Centrafrique : La partition du pays consommée dans 11 villes ?

Le drapeau du Mouvement Indépendantiste du Nord-Centrafrique (MINCA) serait déjà fixé dans onze grandes villes des régions de l’Est, du Centre Nord et du Sud de la République centrafricaine. C’est une information de bonne source mais à prendre avec des pincettes.

1558568_578894042195071_416435344_nD’une source politique proche de la Séléka mais opposée au projet sécessionniste de la Centrafrique, les villes de Sibut, Grimari, Bambari, Alindao, Mobaye, Bangassou, Kémbé, Bria, Sam Ouandja, Birao et Ndélé (Est, Centre, Nord et Sud) porterait depuis soixante douze heures le drapeau du MINCA. Ces villes se situent géographiquement dans la portion du territoire réclamée par les islamistes en terre centrafricaine à savoir le Nord du pays.

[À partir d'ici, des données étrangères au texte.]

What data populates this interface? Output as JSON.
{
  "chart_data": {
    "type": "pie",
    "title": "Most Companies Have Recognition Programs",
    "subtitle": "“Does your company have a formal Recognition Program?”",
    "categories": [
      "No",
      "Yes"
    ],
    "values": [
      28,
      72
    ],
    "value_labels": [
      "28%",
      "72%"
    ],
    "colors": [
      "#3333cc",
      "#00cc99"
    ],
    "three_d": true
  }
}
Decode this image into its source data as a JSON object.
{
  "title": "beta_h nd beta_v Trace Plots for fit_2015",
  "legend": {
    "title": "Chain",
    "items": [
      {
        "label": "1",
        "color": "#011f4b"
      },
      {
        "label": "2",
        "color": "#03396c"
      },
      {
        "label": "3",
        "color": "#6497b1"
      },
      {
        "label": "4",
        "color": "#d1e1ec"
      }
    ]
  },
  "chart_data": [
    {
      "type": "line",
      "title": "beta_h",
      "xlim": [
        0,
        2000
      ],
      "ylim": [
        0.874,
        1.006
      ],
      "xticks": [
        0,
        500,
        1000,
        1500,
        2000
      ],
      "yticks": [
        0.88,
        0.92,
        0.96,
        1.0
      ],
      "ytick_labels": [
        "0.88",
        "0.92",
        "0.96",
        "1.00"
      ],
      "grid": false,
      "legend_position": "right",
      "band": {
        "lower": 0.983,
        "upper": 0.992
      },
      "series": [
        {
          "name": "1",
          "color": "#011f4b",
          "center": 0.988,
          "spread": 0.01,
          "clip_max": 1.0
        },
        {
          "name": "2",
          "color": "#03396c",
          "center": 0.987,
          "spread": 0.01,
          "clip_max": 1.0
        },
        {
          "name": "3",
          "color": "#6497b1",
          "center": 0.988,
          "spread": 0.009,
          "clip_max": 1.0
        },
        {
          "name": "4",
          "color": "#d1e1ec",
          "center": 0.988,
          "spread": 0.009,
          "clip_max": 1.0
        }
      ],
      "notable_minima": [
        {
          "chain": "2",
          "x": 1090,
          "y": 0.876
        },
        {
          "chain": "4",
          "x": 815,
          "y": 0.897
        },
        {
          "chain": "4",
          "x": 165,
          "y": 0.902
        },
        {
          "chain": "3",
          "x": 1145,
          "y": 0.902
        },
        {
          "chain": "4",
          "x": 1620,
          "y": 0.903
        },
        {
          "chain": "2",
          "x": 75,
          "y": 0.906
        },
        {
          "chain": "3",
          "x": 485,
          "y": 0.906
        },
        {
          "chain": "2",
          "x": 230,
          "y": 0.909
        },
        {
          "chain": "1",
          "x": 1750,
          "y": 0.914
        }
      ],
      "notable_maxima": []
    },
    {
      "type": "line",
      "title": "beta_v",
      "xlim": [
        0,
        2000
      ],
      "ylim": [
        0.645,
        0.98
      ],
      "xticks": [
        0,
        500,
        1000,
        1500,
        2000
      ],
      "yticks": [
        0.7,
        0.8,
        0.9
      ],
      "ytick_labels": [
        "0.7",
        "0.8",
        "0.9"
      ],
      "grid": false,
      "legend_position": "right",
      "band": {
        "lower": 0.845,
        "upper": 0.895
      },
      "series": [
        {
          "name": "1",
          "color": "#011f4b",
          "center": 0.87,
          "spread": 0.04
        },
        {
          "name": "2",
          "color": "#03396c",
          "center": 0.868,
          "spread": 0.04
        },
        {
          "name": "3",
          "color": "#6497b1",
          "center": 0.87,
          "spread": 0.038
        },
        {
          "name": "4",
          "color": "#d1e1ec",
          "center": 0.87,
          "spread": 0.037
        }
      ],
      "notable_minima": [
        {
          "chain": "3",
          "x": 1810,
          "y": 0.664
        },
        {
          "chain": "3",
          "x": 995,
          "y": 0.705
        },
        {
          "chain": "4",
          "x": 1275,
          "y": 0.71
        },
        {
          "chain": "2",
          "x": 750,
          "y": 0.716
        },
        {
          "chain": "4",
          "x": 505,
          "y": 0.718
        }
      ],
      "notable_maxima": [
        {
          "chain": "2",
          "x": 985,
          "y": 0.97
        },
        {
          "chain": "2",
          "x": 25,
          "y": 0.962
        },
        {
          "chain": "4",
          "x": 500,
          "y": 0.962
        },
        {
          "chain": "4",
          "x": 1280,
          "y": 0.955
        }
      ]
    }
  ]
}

La source   insiste sur le fait que la brève occupation de la ville de Sibut par des hommes armés, il y a près de 72 heures, n’était qu’un signal donné par les envahisseurs, « c’est le processus de la division du pays qui vient d’être enclenché à Sibut…le gros du travail reste à abattre, et au regard de la situation actuelle, il serait très difficile de barrer la route aux islamistes, la partition est déjà consommée », révèle à regret la source protégée sous couvert d’anonymat.

Quel en est-elles des réalités sur le terrain ? Les hommes armés qui ont investi la ville de Sibut, se sont repliés aussitôt en direction des villes de Kaga-Bandoro (Centre-Nord) et Bambari (Centre) après l’arrivée de la MISCA et des forces Sangaris. La rédaction de kangbi-ndara.net a vainement tenté en ce début de soirée de joindre par voie téléphonique les habitants des villes citées ci-dessus. Toutefois, cette volonté sécessionniste émanant de la Séléka n’est plus un secret pour le monde entier depuis le 22 décembre 2013, suite à la déclaration « hasardeuse » d’Abakar Sabone, ancien Conseiller Spécial de l’ancien Président de transition centrafricaine, Michel Djotodia.

Par ailleurs, une autre réalité du terrain est la présence signalée du Chef de la LRA, Joseph Kony, qui aurait quitté la  ville de Nzako (Est) ou il se trouvait avec ses éléments pour regagner la ville minière de Bria (Centre-Est). Quelques miliciens de la LRA sont encore visibles à Nzako jusqu’à ce 3 février, indique un habitant joint au téléphone cette nuit.

Ces nouvelles portant le maillot des rumeurs sembleraient être une grande quantité d’eau mise dans le vin des nouvelles autorités de la transition centrafricaine qui ont pour mission de consolider les liens entre les centrafricains tous entiers et de ramener la paix et la sécurité sur l’ensemble du territoire. Présentement, les responsables militaires et civils de la Séléka poursuivent encore des réunions secrètes à Cotonou au Bénin tandis qu’un groupuscule d’ex combattants de la Séléka maintient la pression sur le terrain, principalement dans le Centre et l’Est de Centrafrique. Les leaders de la Séléka seraient en contact avec les terroristes Boko-Haram basés au Niger et la MNLA au Mali.